Fig. 6. The Ucp1-mediated thermogenic pathway is activated in AA005-treated mice and Hadha^ΔAdipo mice.

a Heatmap generated by RNA-seq analysis displaying differentially regulated genes between AA005-treated and Hadha^ΔAdipo mice fed HFD in iWAT (n = 5). Red and blue colors indicate upregulated or downregulated genes. b Significant enrichment in KEGG terms. Bars indicate the number or proportions of genes within each functional class, ranked based on protein coverage. c Heatmap showing the mean fold-change of the indicated metabolic processes in vehicle control, AA005-treated and Hadha^ΔAdipo mice fed HFD. Red and blue colors indicated upregulated or downregulated genes. d Hadha as the central node in the network of gene interactions with thermogenesis pathways. The protein expression and quantification analysis of UCP1, p-PKA, and p-HSL in BAT tissue derived from vehicle- or AA005-treated mice fed HFD for 22 weeks (e), as well as Hadha^fl/fl or Hadha^ΔAdipo mice fed HFD for 18 weeks (f) (n = 3). Actin was used as the loading control. g–l Vehicle- or AA005-treated mice fed CD subjected to cold room stress before analysis. Rectal temperature of vehicle- or AA005-treated mice (4 °C acute cold in (g) programmed cooling to 6 °C chronic cold in (j), n = 5 per group). Representative western blot and quantification of UCP1 and PKA activation in the BAT (acute cold in (i), chronic cold in (l)) (n = 3). Representative images of haematoxylin and eosin (H&E) stained of iWAT and BAT (acute cold in (h), iWAT, n = 248 (vehicle) and 301 (AA005) adipocytes per group; BAT, n = 287 (vehicle) and 193 (AA005) LDs per group, chronic cold in (k), iWAT, n = 100 (vehicle) and 309 (AA005) adipocytes per group; BAT, n = 600 (vehicle) and 478 (AA005) LDs per group; Scale bar, 50 μm. Data are presented as mean ± SEM. Unpaired, two-tailed Student’s t test. *P < 0.05, **P < 0.01, ***P < 0.001). Source data are provided as a Source Data file.

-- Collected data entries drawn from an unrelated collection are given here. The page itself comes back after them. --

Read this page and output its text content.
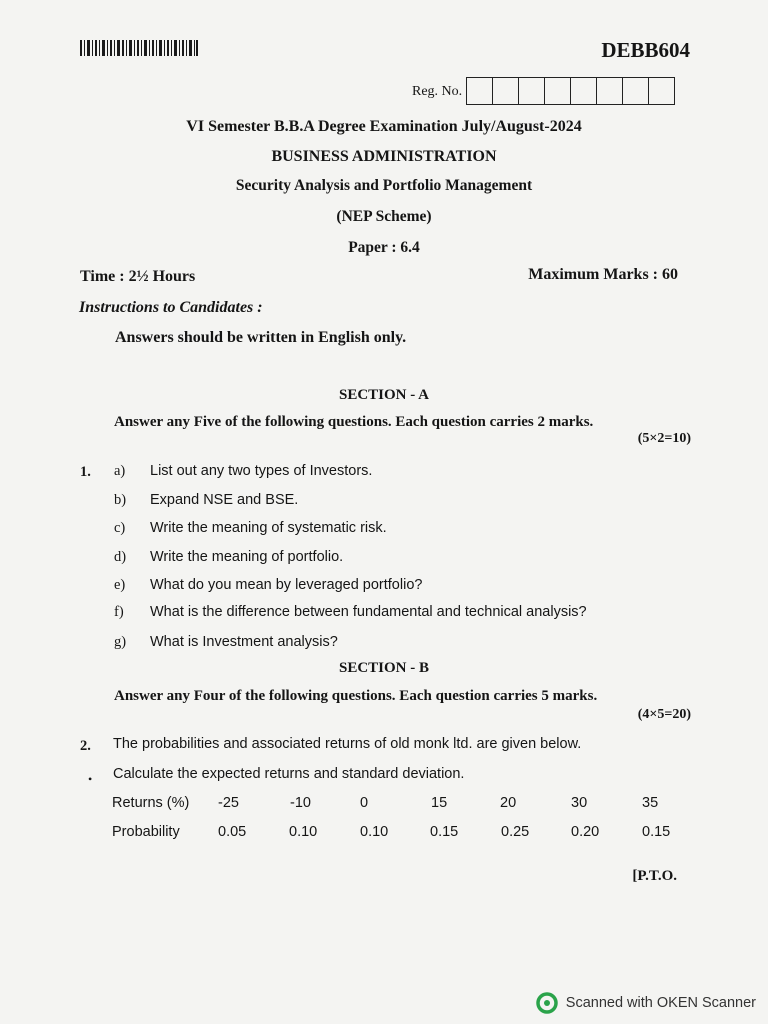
DEBB604
Reg. No.
VI Semester B.B.A Degree Examination July/August-2024
BUSINESS ADMINISTRATION
Security Analysis and Portfolio Management
(NEP Scheme)
Paper : 6.4
Time : 2½ Hours	Maximum Marks : 60
Instructions to Candidates :
Answers should be written in English only.
SECTION - A
Answer any Five of the following questions. Each question carries 2 marks.
(5×2=10)
1. a) List out any two types of Investors.
b) Expand NSE and BSE.
c) Write the meaning of systematic risk.
d) Write the meaning of portfolio.
e) What do you mean by leveraged portfolio?
f) What is the difference between fundamental and technical analysis?
g) What is Investment analysis?
SECTION - B
Answer any Four of the following questions. Each question carries 5 marks.
(4×5=20)
2. The probabilities and associated returns of old monk ltd. are given below.
• Calculate the expected returns and standard deviation.
Returns (%) -25	-10	0	15	20	30	35
Probability	0.05	0.10	0.10	0.15	0.25	0.20	0.15
[P.T.O.
Scanned with OKEN Scanner
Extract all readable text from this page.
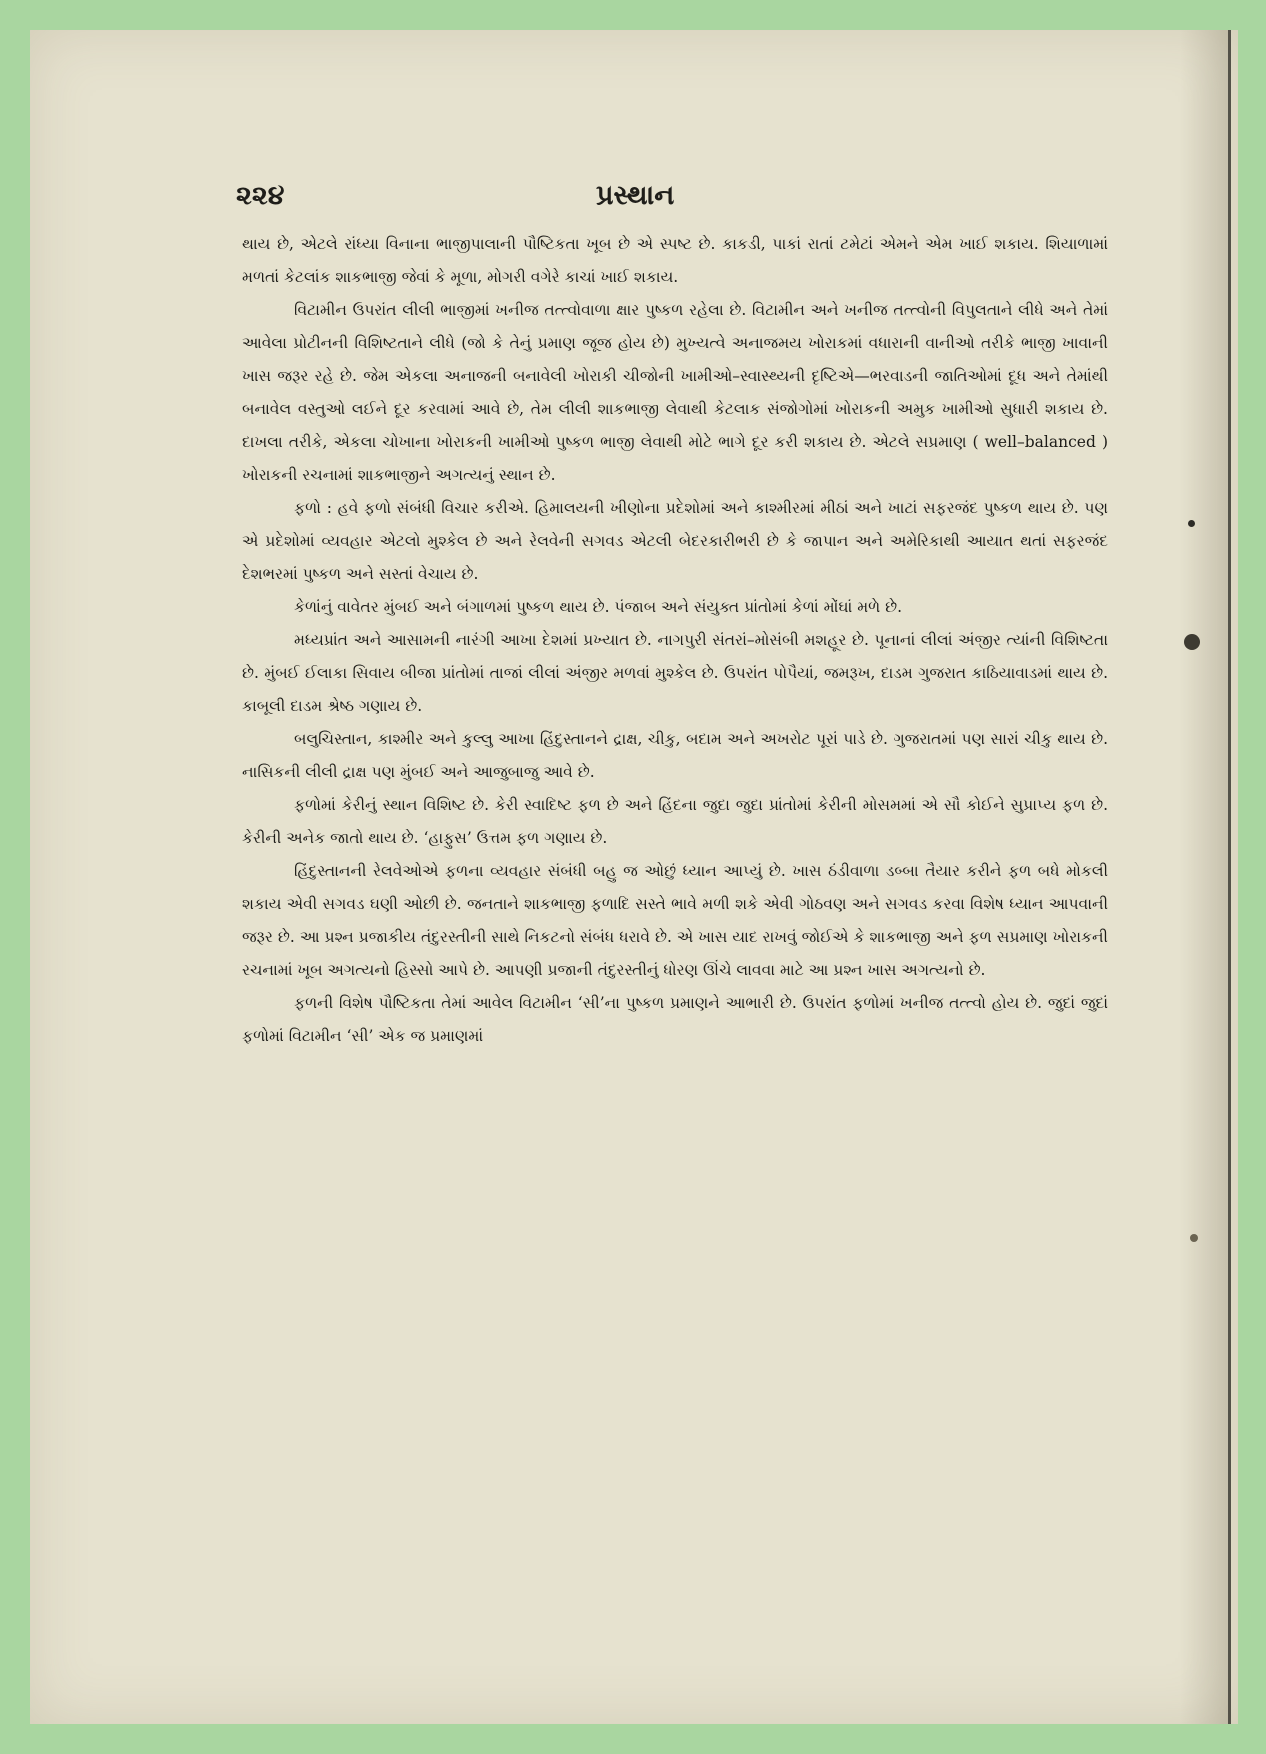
૨૨૪	પ્રસ્થાન

થાય છે, એટલે રાંધ્યા વિનાના ભાજીપાલાની પૌષ્ટિકતા ખૂબ છે એ સ્પષ્ટ છે. કાકડી, પાકાં રાતાં ટમેટાં એમને એમ ખાઈ શકાય. શિયાળામાં મળતાં કેટલાંક શાકભાજી જેવાં કે મૂળા, મોગરી વગેરે કાચાં ખાઈ શકાય.

વિટામીન ઉપરાંત લીલી ભાજીમાં ખનીજ તત્ત્વોવાળા ક્ષાર પુષ્કળ રહેલા છે. વિટામીન અને ખનીજ તત્ત્વોની વિપુલતાને લીધે અને તેમાં આવેલા પ્રોટીનની વિશિષ્ટતાને લીધે (જો કે તેનું પ્રમાણ જૂજ હોય છે) મુખ્યત્વે અનાજમય ખોરાકમાં વધારાની વાનીઓ તરીકે ભાજી ખાવાની ખાસ જરૂર રહે છે. જેમ એકલા અનાજની બનાવેલી ખોરાકી ચીજોની ખામીઓ–સ્વાસ્થ્યની દૃષ્ટિએ—ભરવાડની જાતિઓમાં દૂધ અને તેમાંથી બનાવેલ વસ્તુઓ લઈને દૂર કરવામાં આવે છે, તેમ લીલી શાકભાજી લેવાથી કેટલાક સંજોગોમાં ખોરાકની અમુક ખામીઓ સુધારી શકાય છે. દાખલા તરીકે, એકલા ચોખાના ખોરાકની ખામીઓ પુષ્કળ ભાજી લેવાથી મોટે ભાગે દૂર કરી શકાય છે. એટલે સપ્રમાણ ( well–balanced ) ખોરાકની રચનામાં શાકભાજીને અગત્યનું સ્થાન છે.

ફળો : હવે ફળો સંબંધી વિચાર કરીએ. હિમાલયની ખીણોના પ્રદેશોમાં અને કાશ્મીરમાં મીઠાં અને ખાટાં સફરજંદ પુષ્કળ થાય છે. પણ એ પ્રદેશોમાં વ્યવહાર એટલો મુશ્કેલ છે અને રેલવેની સગવડ એટલી બેદરકારીભરી છે કે જાપાન અને અમેરિકાથી આયાત થતાં સફરજંદ દેશભરમાં પુષ્કળ અને સસ્તાં વેચાય છે.

કેળાંનું વાવેતર મુંબઈ અને બંગાળમાં પુષ્કળ થાય છે. પંજાબ અને સંયુક્ત પ્રાંતોમાં કેળાં મોંઘાં મળે છે.

મધ્યપ્રાંત અને આસામની નારંગી આખા દેશમાં પ્રખ્યાત છે. નાગપુરી સંતરાં–મોસંબી મશહૂર છે. પૂનાનાં લીલાં અંજીર ત્યાંની વિશિષ્ટતા છે. મુંબઈ ઈલાકા સિવાય બીજા પ્રાંતોમાં તાજાં લીલાં અંજીર મળવાં મુશ્કેલ છે. ઉપરાંત પોપૈયાં, જમરૂખ, દાડમ ગુજરાત કાઠિયાવાડમાં થાય છે. કાબૂલી દાડમ શ્રેષ્ઠ ગણાય છે.

બલુચિસ્તાન, કાશ્મીર અને કુલ્લુ આખા હિંદુસ્તાનને દ્રાક્ષ, ચીકુ, બદામ અને અખરોટ પૂરાં પાડે છે. ગુજરાતમાં પણ સારાં ચીકુ થાય છે. નાસિકની લીલી દ્રાક્ષ પણ મુંબઈ અને આજુબાજુ આવે છે.

ફળોમાં કેરીનું સ્થાન વિશિષ્ટ છે. કેરી સ્વાદિષ્ટ ફળ છે અને હિંદના જુદા જુદા પ્રાંતોમાં કેરીની મોસમમાં એ સૌ કોઈને સુપ્રાપ્ય ફળ છે. કેરીની અનેક જાતો થાય છે. ‘હાફુસ’ ઉત્તમ ફળ ગણાય છે.

હિંદુસ્તાનની રેલવેઓએ ફળના વ્યવહાર સંબંધી બહુ જ ઓછું ધ્યાન આપ્યું છે. ખાસ ઠંડીવાળા ડબ્બા તૈયાર કરીને ફળ બધે મોકલી શકાય એવી સગવડ ઘણી ઓછી છે. જનતાને શાકભાજી ફળાદિ સસ્તે ભાવે મળી શકે એવી ગોઠવણ અને સગવડ કરવા વિશેષ ધ્યાન આપવાની જરૂર છે. આ પ્રશ્ન પ્રજાકીય તંદુરસ્તીની સાથે નિકટનો સંબંધ ધરાવે છે. એ ખાસ યાદ રાખવું જોઈએ કે શાકભાજી અને ફળ સપ્રમાણ ખોરાકની રચનામાં ખૂબ અગત્યનો હિસ્સો આપે છે. આપણી પ્રજાની તંદુરસ્તીનું ધોરણ ઊંચે લાવવા માટે આ પ્રશ્ન ખાસ અગત્યનો છે.

ફળની વિશેષ પૌષ્ટિકતા તેમાં આવેલ વિટામીન ‘સી’ના પુષ્કળ પ્રમાણને આભારી છે. ઉપરાંત ફળોમાં ખનીજ તત્ત્વો હોય છે. જુદાં જુદાં ફળોમાં વિટામીન ‘સી’ એક જ પ્રમાણમાં
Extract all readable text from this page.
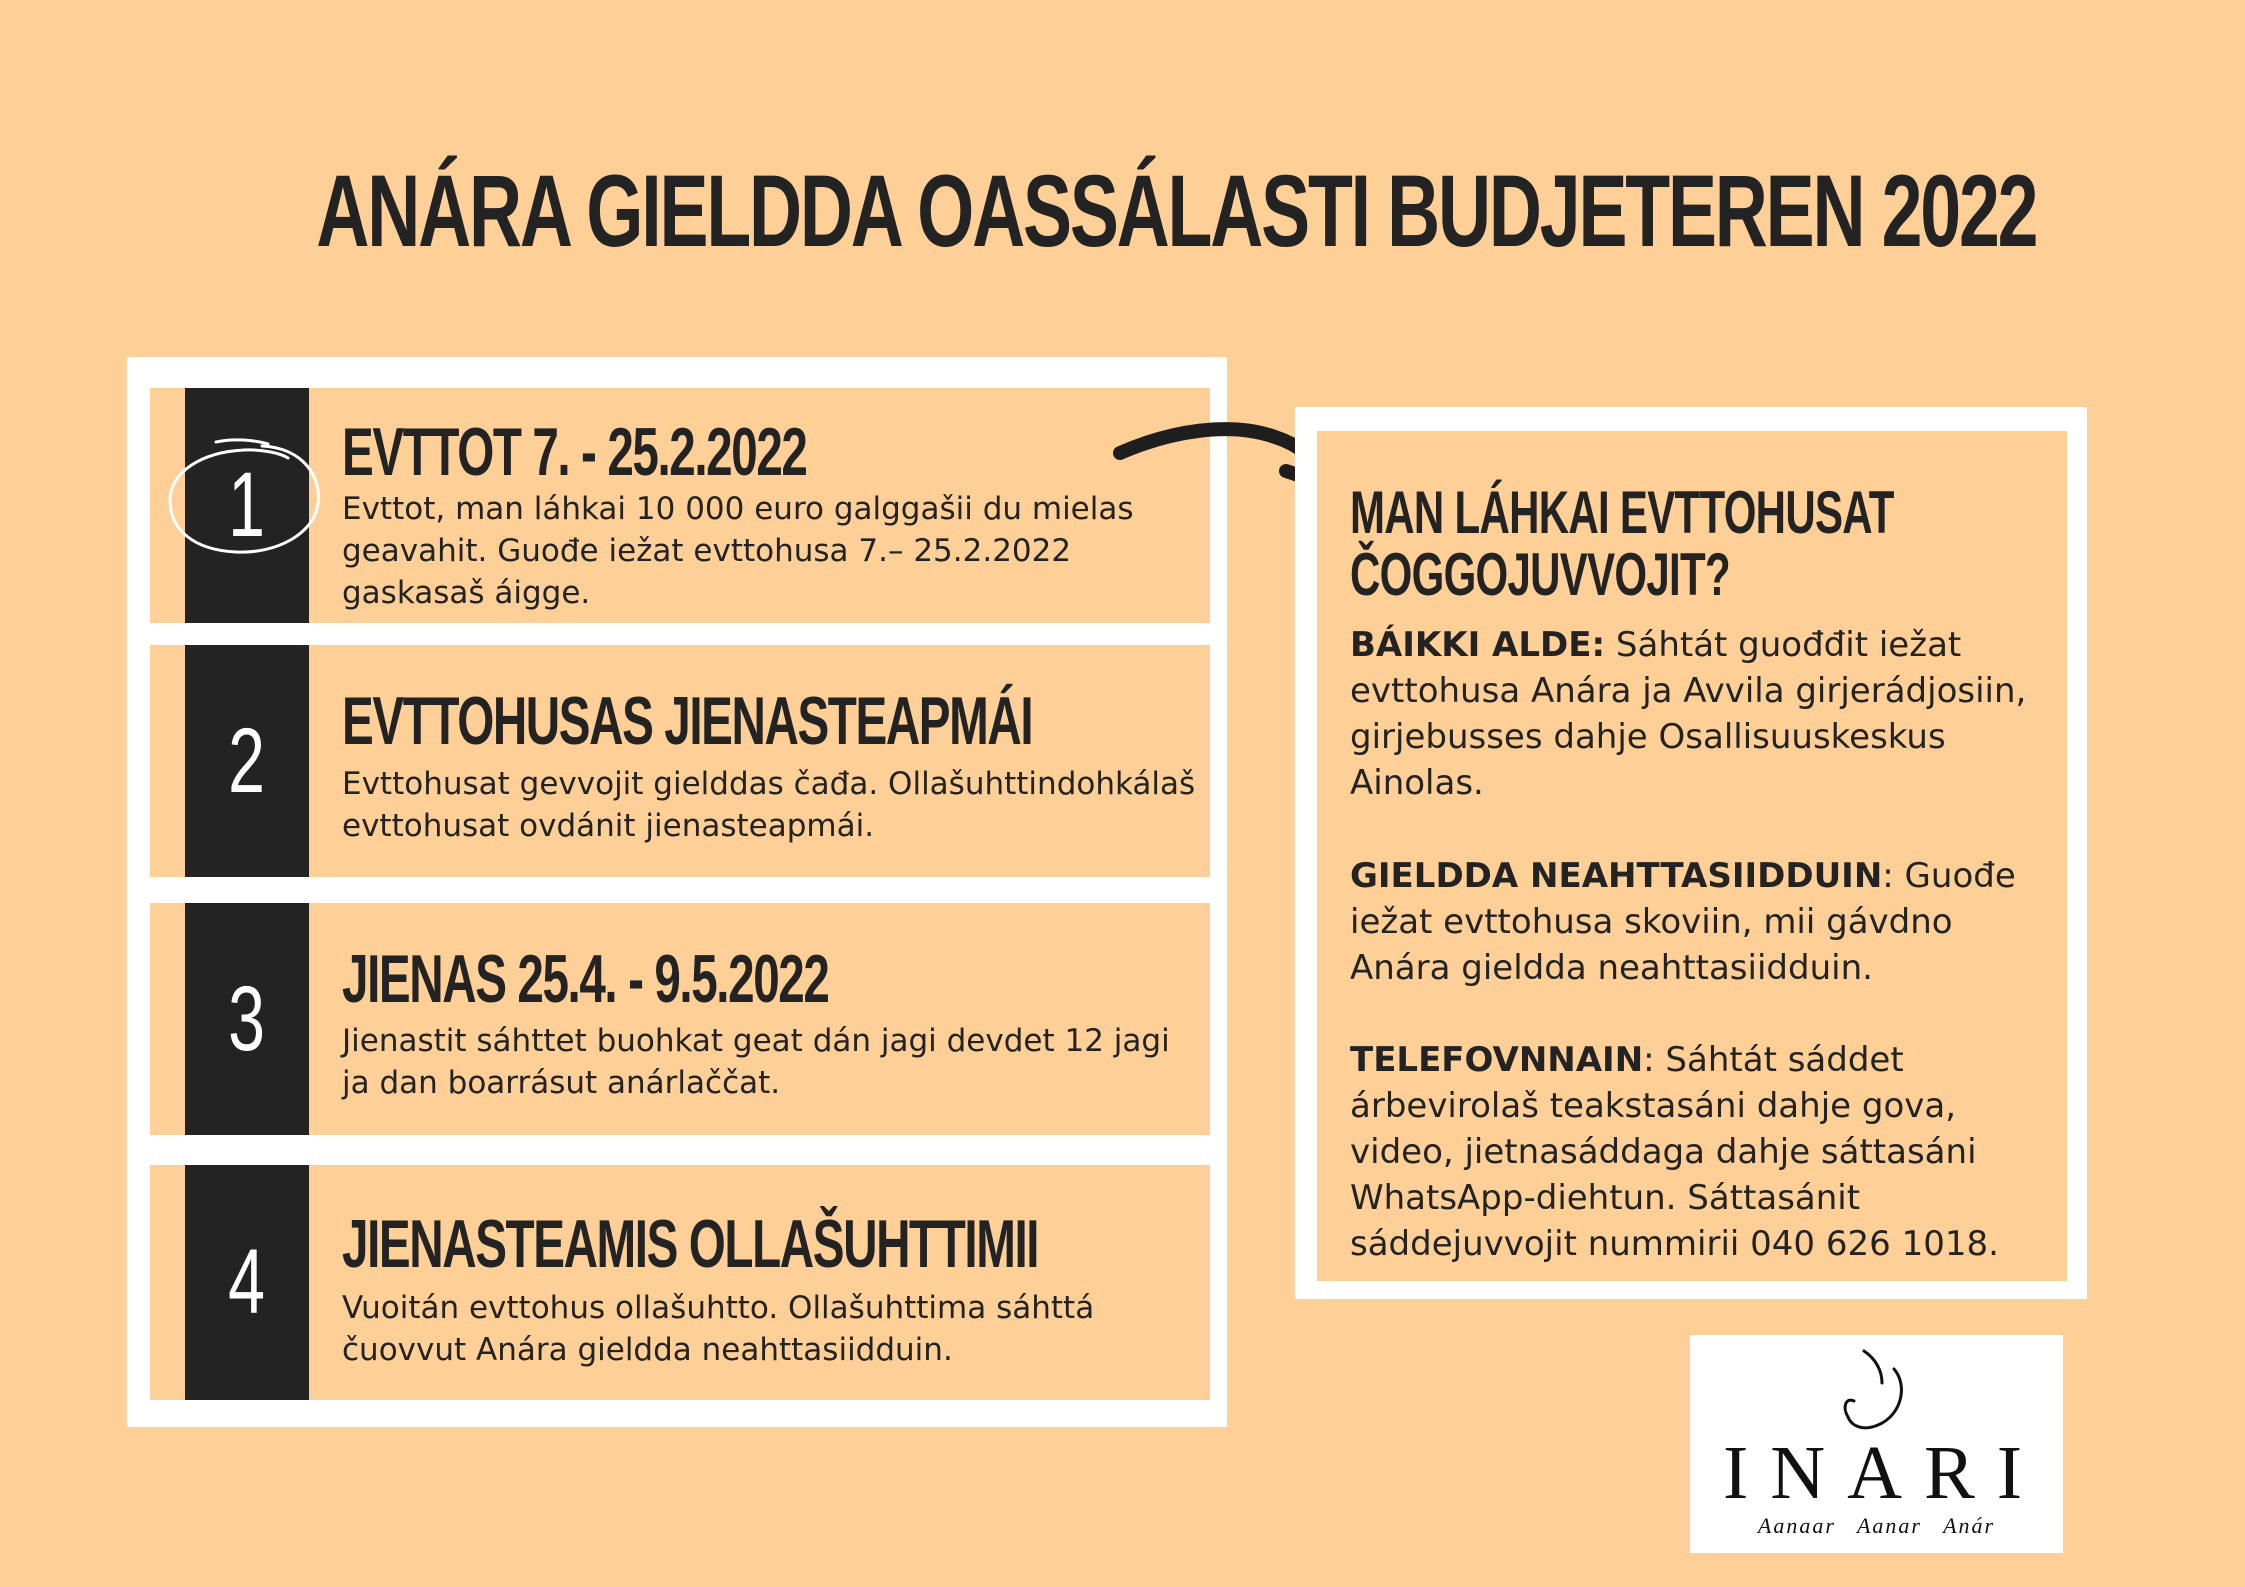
ANÁRA GIELDDA OASSÁLASTI BUDJETEREN 2022
1
EVTTOT 7. - 25.2.2022
Evttot, man láhkai 10 000 euro galggašii du mielas geavahit. Guođe iežat evttohusa 7.– 25.2.2022 gaskasaš áigge.
2 EVTTOHUSAS JIENASTEAPMÁI
Evttohusat gevvojit gielddas čađa. Ollašuhttindohkálaš evttohusat ovdánit jienasteapmái.
3 JIENAS 25.4. - 9.5.2022
Jienastit sáhttet buohkat geat dán jagi devdet 12 jagi ja dan boarrásut anárlaččat.
4 JIENASTEAMIS OLLAŠUHTTIMII
Vuoitán evttohus ollašuhtto. Ollašuhttima sáhttá čuovvut Anára gieldda neahttasiidduin.
MAN LÁHKAI EVTTOHUSAT
ČOGGOJUVVOJIT?

BÁIKKI ALDE: Sáhtát guođđit iežat evttohusa Anára ja Avvila girjerádjosiin, girjebusses dahje Osallisuuskeskus Ainolas.

GIELDDA NEAHTTASIIDDUIN: Guođe iežat evttohusa skoviin, mii gávdno Anára gieldda neahttasiidduin.

TELEFOVNNAIN: Sáhtát sáddet árbevirolaš teakstasáni dahje gova, video, jietnasáddaga dahje sáttasáni WhatsApp-diehtun. Sáttasánit sáddejuvvojit nummirii 040 626 1018.

INARI
Aanaar Aanar Anár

Fig. 7. The Ucp1-mediated thermogenic pathway contributes to the anti-obesity effect of AA005.

a PCR confirmation of Ucp1 allele deletion in Ucp1^−/− mice. Three different biological replicates were tested. b Weight gain recorded over 20 weeks in male littermates fed HFD with or without AA005 treatment in Ucp1^−/− mice (n = 6 for vehicle-treated Ucp1^−/− mice, n = 7 for AA005-treated Ucp1^−/− mice for each group). c Representative photograph of vehicle- or AA005-treated Ucp1^−/− mice fed HFD at experimental endpoint. Scale bar, 1 cm. d The average food intake of each mouse for 1 week was recorded (n = 6 for vehicle-treated mice, n = 7 for AA005-treated mice). e Fat and lean mass were recorded after 20 weeks treatment (n = 6 for vehicle-treated mice, n = 7 for AA005-treated mice). f Fat weight of iWAT, asWAT, eWAT, rWAT, mWAT, and BAT in Ucp1^−/− mice treated with vehicle or AA005 (n = 6 for vehicle-treated mice, n = 7 for AA005-treated mice). Glucose tolerance test (GTT) (g), area under the curve (AUC) of GTT (h), insulin tolerance test (ITT) (i), and AUC of ITT (j) in vehicle and AA005-treated Ucp1^−/− mice fed HFD (n = 6 for vehicle-treated mice, n = 7 for AA005-treated mice). k Representative images of haematoxylin and eosin (H&E) stained of iWAT, eWAT, and BAT. iWAT, n = 107 (Vehicle) and 114 (AA005) adipocytes per; eWAT, n = 115 (Vehicle) and 108 (AA005) adipocytes per group; BAT, n = 473 (Vehicle) and 474 (AA005) LDs per group. Scale bar, 50 μm. l AA005 targets HADHA to counteract obesity by inhibiting cardiolipin maturation and enhancing Ucp1-mediated thermogenesis pathway. AA005 demonstrates the ability to induce a brown-like transformation in adipose tissue and enhance energy expenditure in obese mice, thereby potentially exerting a pharmacological effect in combating obesity and improving glucose metabolism. Mechanistically, AA005 selectively enters adipocyte mitochondria and targets the binding site on HADHA, leading to inhibition of cardiolipin maturation in mitochondria. Consequently, AA005 alters the expression profile of cardiolipin. Notably, the presence of immature cardiolipin activates the Ucp1-mediated thermogenic pathway, consequently promoting mitochondrial thermogenesis. Data are presented as mean ± SEM. Unpaired, two-tailed Student’s t test. NS indicates not significant. Source data are provided as a Source Data file.